By Lauren Cosca and Ashlin Bird
Baltimore Watchdog Staff Writers
An estimated 400,000 people or more are expected to visit the Inner Harbor over the next few days to participate in the second annual Light City, a 1.5-mile long festival of lights, music, and food that will run until Saturday, organizers said.
There are 58 attractions, including 22 food and drink vendors, 23 light art displays, 50 concerts, and 125 illuminated performances.
“The festival itself doesn’t make money,” said festival director Kathy Horning. “We are nonprofit, but its economic impact on the city last year was $33.8 million.”
With last year’s attendance reaching almost 400,000 people, Horning hopes that if the weather permits, the festival will match or even surpass that number. The light show is free and open to the public.
“We are over two weekends this year instead of just the one,” Horning said. “So we’re hoping more people have the opportunity to enjoy the art.”

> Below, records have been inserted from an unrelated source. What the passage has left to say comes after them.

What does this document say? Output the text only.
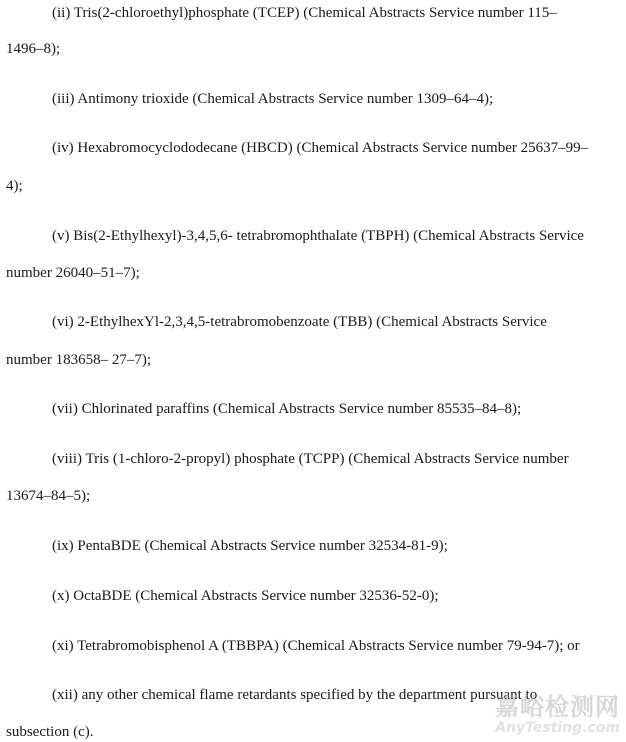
(ii) Tris(2-chloroethyl)phosphate (TCEP) (Chemical Abstracts Service number 115–
1496–8);
(iii) Antimony trioxide (Chemical Abstracts Service number 1309–64–4);
(iv) Hexabromocyclododecane (HBCD) (Chemical Abstracts Service number 25637–99–
4);
(v) Bis(2-Ethylhexyl)-3,4,5,6- tetrabromophthalate (TBPH) (Chemical Abstracts Service
number 26040–51–7);
(vi) 2-EthylhexYl-2,3,4,5-tetrabromobenzoate (TBB) (Chemical Abstracts Service
number 183658– 27–7);
(vii) Chlorinated paraffins (Chemical Abstracts Service number 85535–84–8);
(viii) Tris (1-chloro-2-propyl) phosphate (TCPP) (Chemical Abstracts Service number
13674–84–5);
(ix) PentaBDE (Chemical Abstracts Service number 32534-81-9);
(x) OctaBDE (Chemical Abstracts Service number 32536-52-0);
(xi) Tetrabromobisphenol A (TBBPA) (Chemical Abstracts Service number 79-94-7); or
(xii) any other chemical flame retardants specified by the department pursuant to
subsection (c).
嘉峪检测网
AnyTesting.com
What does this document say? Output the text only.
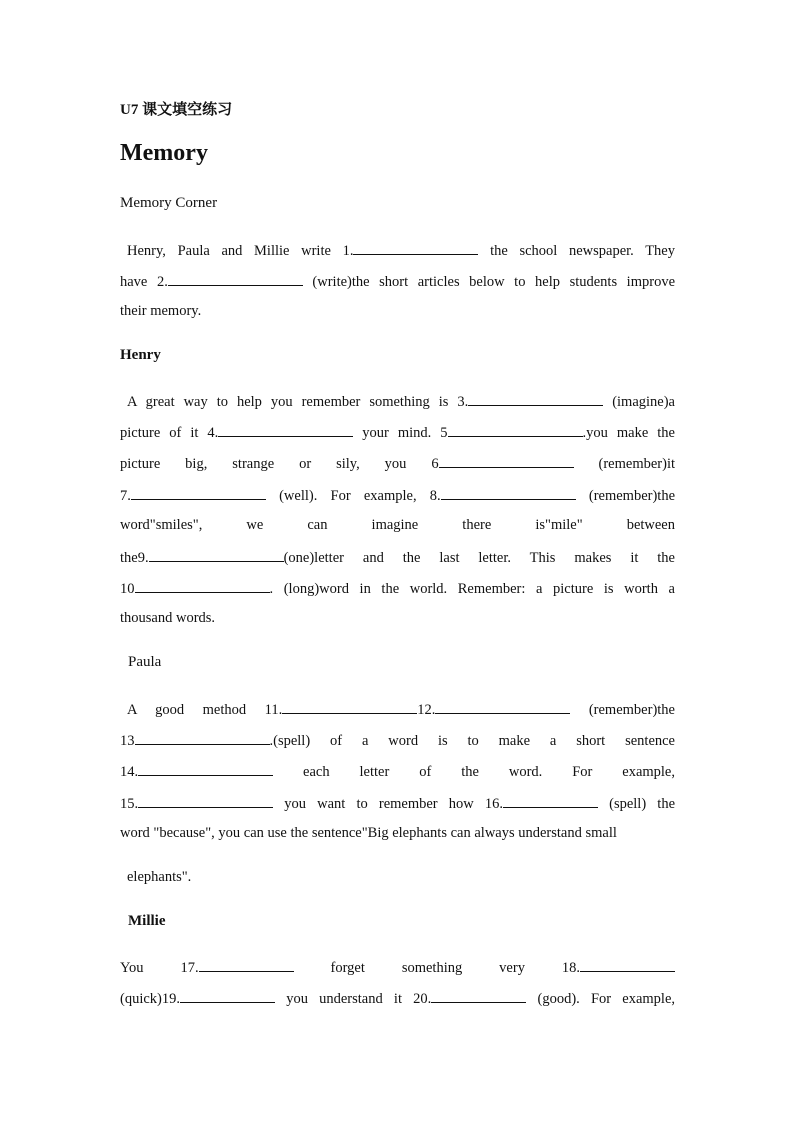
U7 课文填空练习
Memory
Memory Corner
Henry, Paula and Millie write 1.	the school newspaper. They
have 2.	(write)the short articles below to help students improve
their memory.
Henry
A great way to help you remember something is 3.	(imagine)a
picture of it 4.	your mind. 5	.you make the
picture big, strange or sily, you 6	(remember)it
7.	(well). For example, 8.	(remember)the
word"smiles", we can imagine there is"mile" between
the9.	(one)letter and the last letter. This makes it the
10	. (long)word in the world. Remember: a picture is worth a
thousand words.
Paula
A good method 11.	12.	(remember)the
13	.(spell) of a word is to make a short sentence
14.	each letter of the word. For example,
15.	you want to remember how 16.	(spell) the
word "because", you can use the sentence"Big elephants can always understand small
elephants".
Millie
You 17.	forget something very 18.
(quick)19.	you understand it 20.	(good). For example,
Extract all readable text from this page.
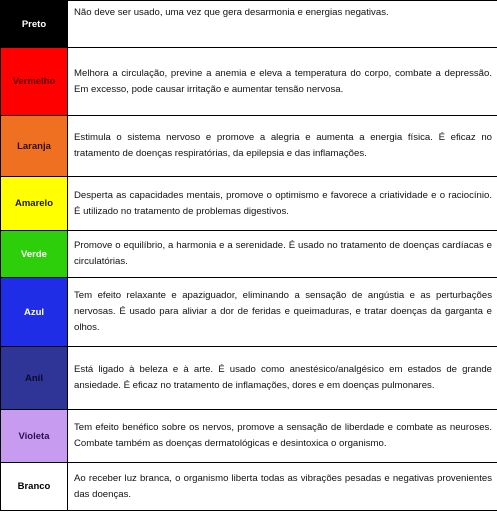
Preto	Não deve ser usado, uma vez que gera desarmonia e energias negativas.
Vermelho	Melhora a circulação, previne a anemia e eleva a temperatura do corpo, combate a depressão. Em excesso, pode causar irritação e aumentar tensão nervosa.
Laranja	Estimula o sistema nervoso e promove a alegria e aumenta a energia física. É eficaz no tratamento de doenças respiratórias, da epilepsia e das inflamações.
Amarelo	Desperta as capacidades mentais, promove o optimismo e favorece a criatividade e o raciocínio. É utilizado no tratamento de problemas digestivos.
Verde	Promove o equilíbrio, a harmonia e a serenidade. É usado no tratamento de doenças cardíacas e circulatórias.
Azul	Tem efeito relaxante e apaziguador, eliminando a sensação de angústia e as perturbações nervosas. É usado para aliviar a dor de feridas e queimaduras, e tratar doenças da garganta e olhos.
Anil	Está ligado à beleza e à arte. É usado como anestésico/analgésico em estados de grande ansiedade. É eficaz no tratamento de inflamações, dores e em doenças pulmonares.
Violeta	Tem efeito benéfico sobre os nervos, promove a sensação de liberdade e combate as neuroses. Combate também as doenças dermatológicas e desintoxica o organismo.
Branco	Ao receber luz branca, o organismo liberta todas as vibrações pesadas e negativas provenientes das doenças.
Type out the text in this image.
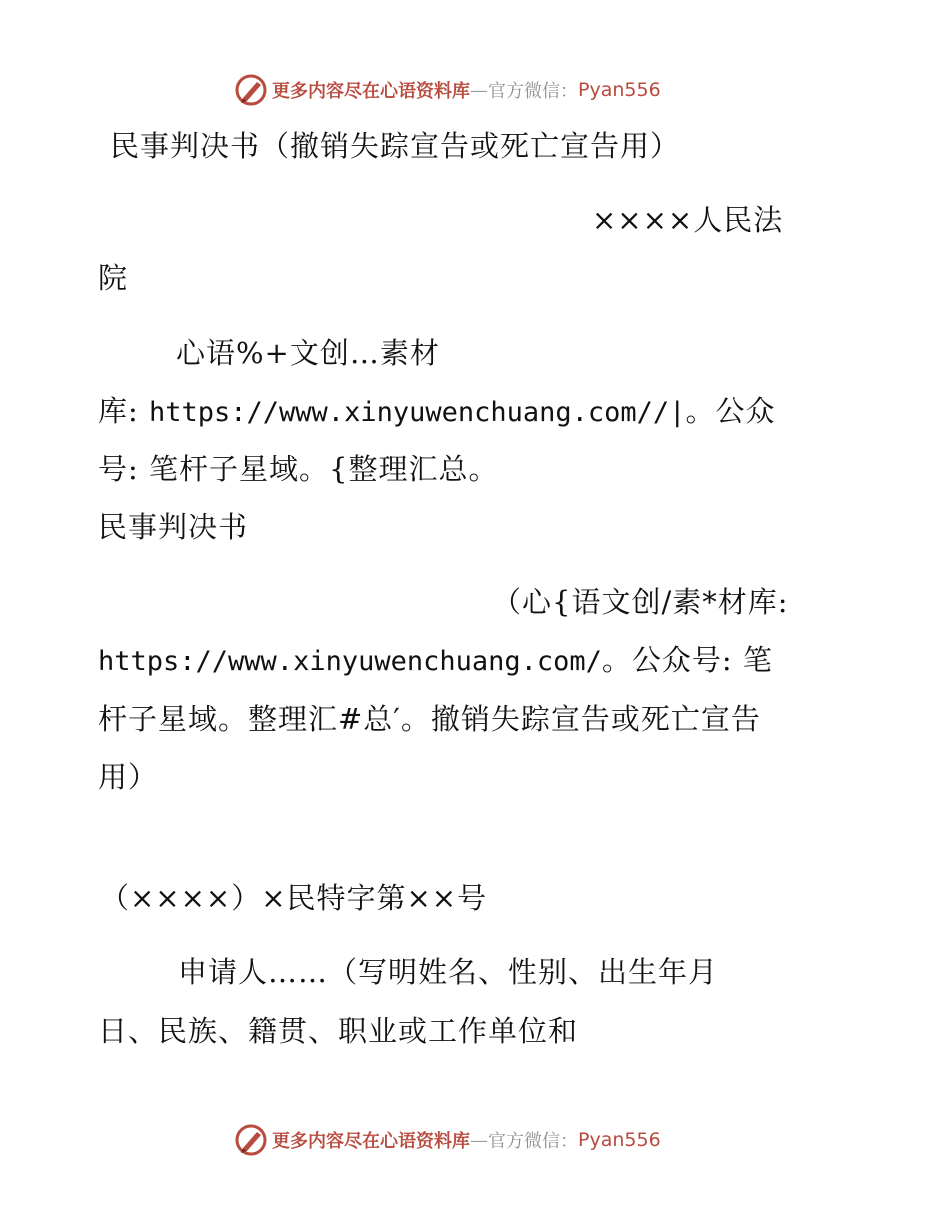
更多内容尽在心语资料库 — 官方微信： Pyan556
民事判决书（撤销失踪宣告或死亡宣告用）
××××人民法
院
心语%+文创…素材
库: https://www.xinyuwenchuang.com//|。公众
号: 笔杆子星域。{整理汇总。
民事判决书
（心{语文创/素*材库:
https://www.xinyuwenchuang.com/。公众号: 笔
杆子星域。整理汇#总′。撤销失踪宣告或死亡宣告
用）
（××××）×民特字第××号
申请人……（写明姓名、性别、出生年月
日、民族、籍贯、职业或工作单位和
更多内容尽在心语资料库 — 官方微信： Pyan556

Tim Nohe, an artist with an interactive music and light display, said he enjoys that the art display is so versatile and differs from day to day. He said that he is a person who gets inspired by the festival’s craziness.
“I like it because digital is super repeatable, and super logical and this thing is crazy,” Nohe said. “It just does what it wants to do. They are all analog voltages, and that means it’s affected by the weather, it’s affected by the mood of the instrument. It just does what it wants to do sometimes.”
He said he’s been a digital artist since college and does photography and sometimes making music for dancers and himself.
“For me this is like a time traveling piece, because this is the first art I did in my first year of college in like 1979,” Nohe said.
Kyle Miller and Tim Scofield, two artists who created a moving peacock display, said they created their project in about three months. They used a repurposed log splitter to move the feathers, and the display came out around 25 by 40 feet, with over 15,000 LEDs.
“It was such a hit at last year’s Light City that they asked us to come back,” Miller said.
LabBodies, an interactive performance art laboratory, incorporated displays having to do with social and political topics occurring in the United States, especially concerning anything to do with race, gender, nationality and ethnicity.
“We asked our performance artists basically to think about historical and contemporary acts of violence they can respond to or relate to and then create an opportunity for creative expression to either find light or to address some type of topic,” said Ashley Dehoyos, the project manager.
One artist held a three-hour dance marathon in honor of the victims of last June’s Pulse Night Club shooting in Orlando, Florida, Dehoyos said.
The artists had to use one projection and one video in their pieces so that it was all light based, Dehoyos said.
One artist, Michael Bowman, a former IT worker who got bored of his job, made an exhibit he said took over six years to put together. Bowman actually drove his exhibit to the harbor to be a part of Light City.
“I think I’m one of the only artists from the area,” he said.
While the artists and creators have been working over a year for this event, some patrons were left feeling a bit disappointed.
“I felt like last year had a lot more exhibits, but that may have been because they spaced out the piece a lot this time around,” said one visitor and Towson student Jake Zeranko.
The walk, which includes several bridges and goes down various streets, is for all ages, and encompasses all different styles and types of art. The Baltimore Inner Harbor is lit up with diverse and abstract forms of art and displays that all are based on light.